Ya que Alencastre y Delucchi vivían en Barranco, sus casas se convirtieron en cuarteles improvisados. Allí se comía, se dormía, se bebía y hasta se filmaba, improvisando escenas en alguna sala de casa, consiguiendo extras entre las amigas de Alencastre o agregando ciertos personajes pintorescos de un pasado ya olvidado que pululaban por su barrio. “En ese proceso hay un lado muy heroico, de mucha solidaridad, y otro lado, que es el de los resultados artísticos y técnicos, que no fueron muy satisfactorios”, dice Alencastre, quien recuerda que recurrieron a alquilar sus propios equipos a otras producciones para financiarse. “Hubo un gran desprendimiento personal por parte de los actores y el equipo de producción, porque estuvimos en una situación en la que no sabíamos si íbamos a cobrar o no, pero todos se sintieron comprometidos por sacar la película adelante a pesar de todo”.
Distribución y decepción
“Una vez terminada, fuimos a ver la película porque no teníamos idea de cómo se había hecho la posproducción, el sonido y todo lo demás. Yo, que era el productor y que estaba en deuda y tenía muchas cuentas que pagar con los ingresos de la película, cuando terminé de verla sentí que, si hacer la producción había sido algo heroico, venderla iba a serlo mucho más”, cuenta Andrés entre risas.
El producto no solo no fue bueno, a pesar del espíritu cooperativo de todos los involucrados, sino que la tardanza en su estreno dio como resultado que Francisco Lombardi —ganador tres veces en San Sebastián y hoy miembro de la Academia de Cine de Hollywood—, quien tenía un compromiso para distribuir la película, no pudiera hacerlo ya porque se habían juntado fechas con el estreno de su propio filme, La boca del lobo.
“Juan Manuel Ochoa llevaba unos rollos a un lado y yo también llevaba otros para tratar de conseguir financiamiento. Así nos paseamos por todas partes por semanas. Nos reunimos con muchos colegios para pedirles apoyo y hacer promociones 2 x 1 para poder levantar la taquilla y que no quiten la película de los cines muy pronto”, recuerda Alencastre sobre aquella odisea. Él mismo era funcionario del Centro de Estudios y Promoción del Desarrollo antes de iniciar la producción.

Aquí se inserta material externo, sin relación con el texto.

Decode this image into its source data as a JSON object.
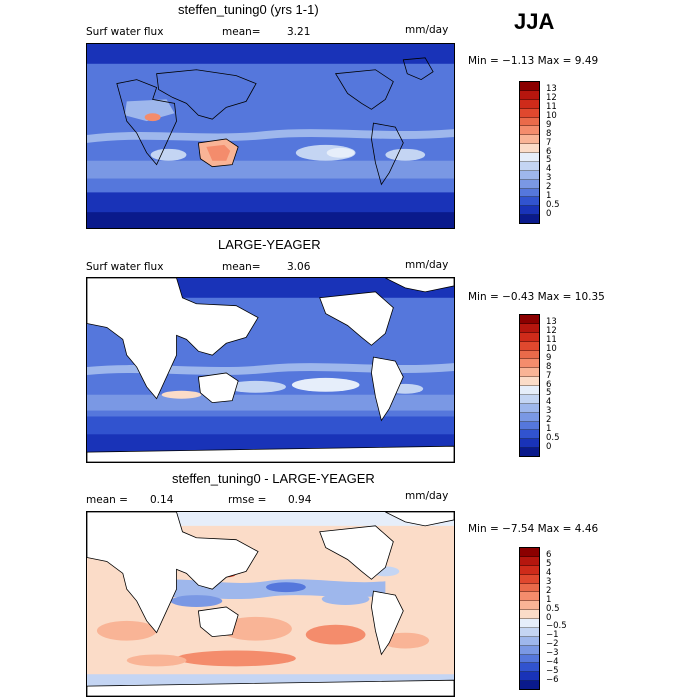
{
  "season": "JJA",
  "panels": [
    {
      "title": "steffen_tuning0 (yrs 1-1)",
      "field": "Surf water flux",
      "mean_label": "mean=",
      "mean_value": "3.21",
      "units": "mm/day",
      "minmax": "Min =  −1.13  Max =    9.49",
      "land_masked": false
    },
    {
      "title": "LARGE-YEAGER",
      "field": "Surf water flux",
      "mean_label": "mean=",
      "mean_value": "3.06",
      "units": "mm/day",
      "minmax": "Min =  −0.43  Max =  10.35",
      "land_masked": true
    },
    {
      "title": "steffen_tuning0 - LARGE-YEAGER",
      "field": "mean =",
      "mean_value_left": "0.14",
      "mean_label": "rmse =",
      "mean_value": "0.94",
      "units": "mm/day",
      "minmax": "Min =  −7.54  Max =    4.46",
      "land_masked": true
    }
  ],
  "colorbar_abs": {
    "labels": [
      "13",
      "12",
      "11",
      "10",
      "9",
      "8",
      "7",
      "6",
      "5",
      "4",
      "3",
      "2",
      "1",
      "0.5",
      "0"
    ],
    "colors": [
      "#8b0000",
      "#b5160e",
      "#cf2b1a",
      "#e0482e",
      "#ea6a4a",
      "#f48c6c",
      "#f9b496",
      "#fbdcc8",
      "#e6eefa",
      "#c4d5f3",
      "#9eb7ec",
      "#7a98e4",
      "#5577dc",
      "#3153cf",
      "#1933b8",
      "#0a1a8c"
    ]
  },
  "colorbar_diff": {
    "labels": [
      "6",
      "5",
      "4",
      "3",
      "2",
      "1",
      "0.5",
      "0",
      "−0.5",
      "−1",
      "−2",
      "−3",
      "−4",
      "−5",
      "−6"
    ],
    "colors": [
      "#8b0000",
      "#b5160e",
      "#cf2b1a",
      "#e0482e",
      "#ea6a4a",
      "#f48c6c",
      "#f9b496",
      "#fbdcc8",
      "#e6eefa",
      "#c4d5f3",
      "#9eb7ec",
      "#7a98e4",
      "#5577dc",
      "#3153cf",
      "#1933b8",
      "#0a1a8c"
    ]
  }
}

Pidió un permiso de tres meses que se prolongó tanto que ya no solo se convirtió en un productor endeudado, sino en uno desempleado.
“Entre los que hicimos la película se hizo una relación muy fuerte, incluso con una mística en torno a Arguedas y su legado”, dice Alencastre. “El intento de hacer la película falló, pero todos tuvimos responsabilidades. Era una especie de tributo. Tras la muerte de Arguedas, yo me asumí como un arguediano. Aunque no refleje lo que hubiera esperado ver en una película de Arguedas, reivindicamos que no se truncan las cosas, se terminan”.
Dos eran los grandes temas de la novela: la amenaza inhumana de las grandes corporaciones capitalistas que se apoderaban de un país, y la modernización del mundo indígena, asimilado o sometido por aquel monstruo. De una u otra forma, ambos temas fueron también parte de la odisea que significó la filmación de Todas las sangres. De una u otra forma, también, siguen siendo temas vigentes en el Perú de hoy, tras casi 60 años de haberse publicado la novela.